O ano passado foi o mais sangrento também para os militares. Mil soldados afegãos e 290 estrangeiros morreram em combate, segundo o site independente icasualties.org. Destes, 150 eram americanos - pela primeira vez, os EUA perderam mais homens durante o ano no Afeganistão do que no Iraque.

"A mudança de foco dos EUA do Iraque para o Afeganistão veio tarde demais", disse o ex-funcionário do Ministério das Relações Exteriores do Taleban Wahhed Muzhda, hoje analista e escritor. "Os taleban não têm mais uma agenda de integração nacional. Eles aderiram a um movimento pan-islâmico e agora querem que os americanos saiam não apenas do Afeganistão, mas do Iraque e da Arábia Saudita."

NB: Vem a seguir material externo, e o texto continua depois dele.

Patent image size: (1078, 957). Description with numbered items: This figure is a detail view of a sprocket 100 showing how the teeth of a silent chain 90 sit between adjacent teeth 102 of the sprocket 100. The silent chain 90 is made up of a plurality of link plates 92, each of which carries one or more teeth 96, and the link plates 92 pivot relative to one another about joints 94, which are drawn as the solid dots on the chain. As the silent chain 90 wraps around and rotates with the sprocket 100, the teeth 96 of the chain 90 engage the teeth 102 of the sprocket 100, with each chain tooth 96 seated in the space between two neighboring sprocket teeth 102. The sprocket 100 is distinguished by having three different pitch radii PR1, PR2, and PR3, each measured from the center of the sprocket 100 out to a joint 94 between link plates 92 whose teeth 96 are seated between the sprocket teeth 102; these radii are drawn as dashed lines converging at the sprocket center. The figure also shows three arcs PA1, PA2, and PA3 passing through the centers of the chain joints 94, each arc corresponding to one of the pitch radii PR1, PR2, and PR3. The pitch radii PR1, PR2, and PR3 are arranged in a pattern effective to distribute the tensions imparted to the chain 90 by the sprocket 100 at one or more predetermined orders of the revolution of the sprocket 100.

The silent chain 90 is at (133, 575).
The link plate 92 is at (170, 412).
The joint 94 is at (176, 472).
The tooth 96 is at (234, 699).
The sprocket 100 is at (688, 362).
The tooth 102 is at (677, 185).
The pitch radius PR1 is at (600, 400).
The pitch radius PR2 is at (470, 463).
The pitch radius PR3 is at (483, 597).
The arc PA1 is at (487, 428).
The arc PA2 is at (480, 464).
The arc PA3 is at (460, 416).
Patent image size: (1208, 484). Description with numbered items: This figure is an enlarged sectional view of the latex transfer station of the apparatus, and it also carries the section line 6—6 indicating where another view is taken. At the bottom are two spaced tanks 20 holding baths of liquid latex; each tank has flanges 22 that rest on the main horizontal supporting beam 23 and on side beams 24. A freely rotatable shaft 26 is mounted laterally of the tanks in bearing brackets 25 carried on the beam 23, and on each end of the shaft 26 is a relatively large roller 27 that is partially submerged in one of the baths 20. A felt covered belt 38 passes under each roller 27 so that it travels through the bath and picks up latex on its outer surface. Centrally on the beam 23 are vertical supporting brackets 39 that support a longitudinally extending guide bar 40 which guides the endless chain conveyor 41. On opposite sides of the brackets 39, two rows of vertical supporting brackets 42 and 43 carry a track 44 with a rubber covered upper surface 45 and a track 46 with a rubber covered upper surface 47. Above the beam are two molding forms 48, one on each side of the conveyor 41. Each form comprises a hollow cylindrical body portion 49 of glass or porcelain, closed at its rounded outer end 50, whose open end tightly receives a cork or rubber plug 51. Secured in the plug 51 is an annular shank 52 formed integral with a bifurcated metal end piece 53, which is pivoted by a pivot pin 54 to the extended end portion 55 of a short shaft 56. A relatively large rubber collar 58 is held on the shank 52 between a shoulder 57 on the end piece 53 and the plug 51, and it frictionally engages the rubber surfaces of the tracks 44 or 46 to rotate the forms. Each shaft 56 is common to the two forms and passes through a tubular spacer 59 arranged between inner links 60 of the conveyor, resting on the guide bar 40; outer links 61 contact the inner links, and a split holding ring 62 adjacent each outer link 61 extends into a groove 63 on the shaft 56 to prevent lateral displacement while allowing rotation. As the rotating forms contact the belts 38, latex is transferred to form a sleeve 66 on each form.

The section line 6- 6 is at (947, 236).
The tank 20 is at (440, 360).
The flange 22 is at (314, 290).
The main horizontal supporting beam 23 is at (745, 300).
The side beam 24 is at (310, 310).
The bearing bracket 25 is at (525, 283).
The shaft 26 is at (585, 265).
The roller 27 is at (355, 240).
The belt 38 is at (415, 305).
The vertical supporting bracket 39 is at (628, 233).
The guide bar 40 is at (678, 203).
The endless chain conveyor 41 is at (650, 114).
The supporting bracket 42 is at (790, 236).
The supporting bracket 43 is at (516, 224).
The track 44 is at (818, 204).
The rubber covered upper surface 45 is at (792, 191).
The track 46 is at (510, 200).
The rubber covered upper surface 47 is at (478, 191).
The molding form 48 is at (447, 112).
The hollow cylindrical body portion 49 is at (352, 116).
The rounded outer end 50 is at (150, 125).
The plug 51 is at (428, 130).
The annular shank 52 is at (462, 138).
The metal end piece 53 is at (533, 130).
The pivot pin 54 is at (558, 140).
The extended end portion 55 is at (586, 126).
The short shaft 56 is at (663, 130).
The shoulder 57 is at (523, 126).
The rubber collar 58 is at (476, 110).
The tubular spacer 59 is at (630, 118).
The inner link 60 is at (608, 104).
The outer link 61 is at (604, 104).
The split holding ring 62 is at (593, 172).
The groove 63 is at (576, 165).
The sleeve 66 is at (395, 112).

Para afegãos que alimentavam esperança de paz e prosperidade com a invasão americana - celebrada nas ruas de Cabul - estes são dias de desespero. O presidente Hamid Karzai tem grande culpa nisso. De líder promissor, ele é hoje citado nas rodas de Cabul como um presidente ineficiente no comando de um governo corrupto contaminado por senhores de guerra - ex-mujahedin que ajudaram a expulsar os taleban e hoje ocupam cargos oficiais - acusados de ligações com o narcotráfico. O Afeganistão segue mergulhado na miséria, onde 70% da população vive com US$ 1 por dia e a expectativa de vida é de 44 anos.

Obama terá de persuadir o Paquistão a deixar de ser o paraíso de terroristas e assegurar estabilidade regional com a Índia. E lidar, ainda, com a China, que se tornou a maior investidora no Afeganistão, a Arábia Saudita, de onde fluem petrodólares para os terroristas, e o Irã.

Como num buzkashi, o sucesso depende de um difícil balanço entre o uso da força e a capacidade de enxergar e compreender os movimentos dos diferentes jogadores em meio ao caos. Um jogo complicado, mas que Obama não pode se dar ao luxo de perder. "Na visão dos extremistas, o mundo islâmico não estará seguro enquanto os americanos não forem derrotados. E o melhor lugar para se conseguir isso hoje é o Afeganistão", diz Muzhda. "Se vencer aqui, a Al-Qaeda terá vencido no mundo."